Ein Bauer hält einige Körner Winterweizen in der Hand.

dpa/Julian Stratenschulte

Einsatz kann stark eingeschränkt werden

Das Totalverbot ist aber schon rein rechtlich nicht möglich: Ein „nationaler Alleingang“ wäre nur unter zwei Bedingungen durchführbar. Es müssten neue wissenschaftliche Erkenntnisse vorgelegt werden, die bei der EU-weiten Zulassung von Glyphosat 2017 nicht bekannt waren. Oder es müssten spezielle Probleme etwa für Umwelt oder Gesundheit nachgewiesen werden, die es nur in Österreich, aber in keinem anderen EU-Staat, gibt.

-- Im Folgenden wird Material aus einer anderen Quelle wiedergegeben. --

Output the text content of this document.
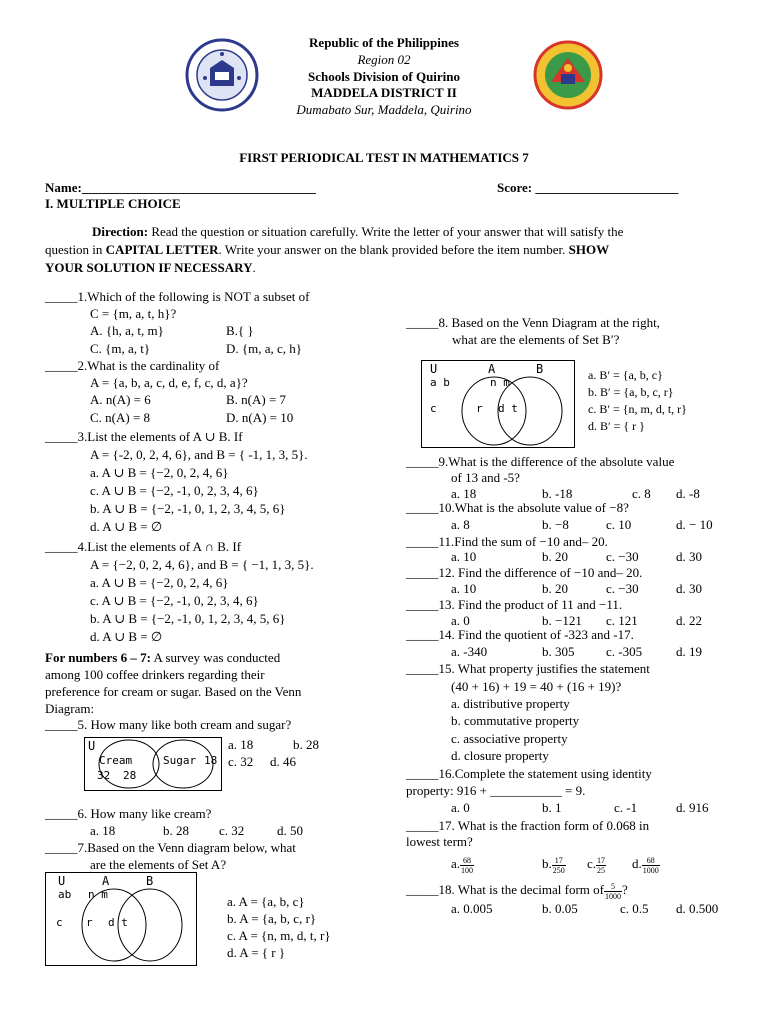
Republic of the Philippines
Region 02
Schools Division of Quirino
MADDELA DISTRICT II
Dumabato Sur, Maddela, Quirino
FIRST PERIODICAL TEST IN MATHEMATICS 7
Name:____________________________________	Score: ______________________
I. MULTIPLE CHOICE
Direction: Read the question or situation carefully. Write the letter of your answer that will satisfy the
question in CAPITAL LETTER. Write your answer on the blank provided before the item number. SHOW
YOUR SOLUTION IF NECESSARY.
_____1.Which of the following is NOT a subset of
C = {m, a, t, h}?
A. {h, a, t, m}	B.{ }
C. {m, a, t}	D. {m, a, c, h}
_____2.What is the cardinality of
A = {a, b, a, c, d, e, f, c, d, a}?
A. n(A) = 6	B. n(A) = 7
C. n(A) = 8	D. n(A) = 10
_____3.List the elements of A ∪ B. If
A = {-2, 0, 2, 4, 6}, and B = { -1, 1, 3, 5}.
a. A ∪ B = {−2, 0, 2, 4, 6}
c. A ∪ B = {−2, -1, 0, 2, 3, 4, 6}
b. A ∪ B = {−2, -1, 0, 1, 2, 3, 4, 5, 6}
d. A ∪ B = ∅
_____4.List the elements of A ∩ B. If
A = {−2, 0, 2, 4, 6}, and B = { −1, 1, 3, 5}.
a. A ∪ B = {−2, 0, 2, 4, 6}
c. A ∪ B = {−2, -1, 0, 2, 3, 4, 6}
b. A ∪ B = {−2, -1, 0, 1, 2, 3, 4, 5, 6}
d. A ∪ B = ∅
For numbers 6 – 7: A survey was conducted
among 100 coffee drinkers regarding their
preference for cream or sugar. Based on the Venn
Diagram:
_____5. How many like both cream and sugar?
U
Cream	Sugar 18
32 28
a. 18	b. 28
c. 32 d. 46
_____6. How many like cream?
a. 18	b. 28 c. 32	d. 50
_____7.Based on the Venn diagram below, what
are the elements of Set A?
U	A	B
ab n m
c r d t
a. A = {a, b, c}
b. A = {a, b, c, r}
c. A = {n, m, d, t, r}
d. A = { r }
_____8. Based on the Venn Diagram at the right,
what are the elements of Set B′?
U	A	B
a b	n m
c	r d t
a. B′ = {a, b, c}
b. B′ = {a, b, c, r}
c. B′ = {n, m, d, t, r}
d. B′ = { r }
_____9.What is the difference of the absolute value
of 13 and -5?
a. 18	b. -18	c. 8 d. -8
_____10.What is the absolute value of −8?
a. 8	b. −8	c. 10	d. − 10
_____11.Find the sum of −10 and– 20.
a. 10	b. 20	c. −30	d. 30
_____12. Find the difference of −10 and– 20.
a. 10	b. 20	c. −30	d. 30
_____13. Find the product of 11 and −11.
a. 0	b. −121 c. 121	d. 22
_____14. Find the quotient of -323 and -17.
a. -340	b. 305 c. -305	d. 19
_____15. What property justifies the statement
(40 + 16) + 19 = 40 + (16 + 19)?
a. distributive property
b. commutative property
c. associative property
d. closure property
_____16.Complete the statement using identity
property: 916 + ___________ = 9.
a. 0	b. 1	c. -1	d. 916
_____17. What is the fraction form of 0.068 in
lowest term?
a. $\frac{68}{100}$	b. $\frac{17}{250} c$. $\frac{17}{25} d$. $\frac{68}{1000}$
_____18. What is the decimal form of $\frac{5}{1000}$ ?
a. 0.005	b. 0.05	c. 0.5 d. 0.500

Die Machbarkeitsstudie räumt aber sehr wohl ein, dass der Einsatz von Glyphosat eingeschränkt werden kann. Zwar kann der Wirkstoff nicht verboten werden, aber der Einsatz einzelner Produkte - etwa bei der privaten Nutzung - eingeschränkt werden.

Dass die Studie just einen Tag vor der Abstimmung über ein Glyphosatverbot im Nationalrat vorgestellt wurde, war Steinkellner zufolge nicht geplant. Das Team habe ein Jahr lang „unter Hochdruck gearbeitet“, am Freitag habe der Direktor die Studie frei gegeben. Danach wollte man die Ergebnisse „schnellst möglichst“ kommunizieren.

Greenpeace: Verbotsantrag ist „rechtskonform“

Greenpeace bekräftigt derweil ihre Forderung nach einem vollständigen Glyphosat-Verbot in Österreich. Die Veröffentlichung der Machbarkeitsstudie einen Tag vor der entscheidenden Abstimmung sei ein „durchschaubares politisches Manöver“. Die Europäische Kommission habe nationale Verbote mehrfach zugesichert. Die Umweltschutzorganisation fordert von den Parteien im Parlament, am Dienstag für ein vollständiges Verbot zu stimmen.

Dies sei rechtskonform; der Antrag sehe die Möglichkeit eines Einspruchs der Europäischen Kommission im Rahmen der sogenannten “Notifizierung” vor. Demnach würde das vollständige Verbot in Österreich erst nach offizieller Zustimmung der Europäischen Kommission in Kraft treten.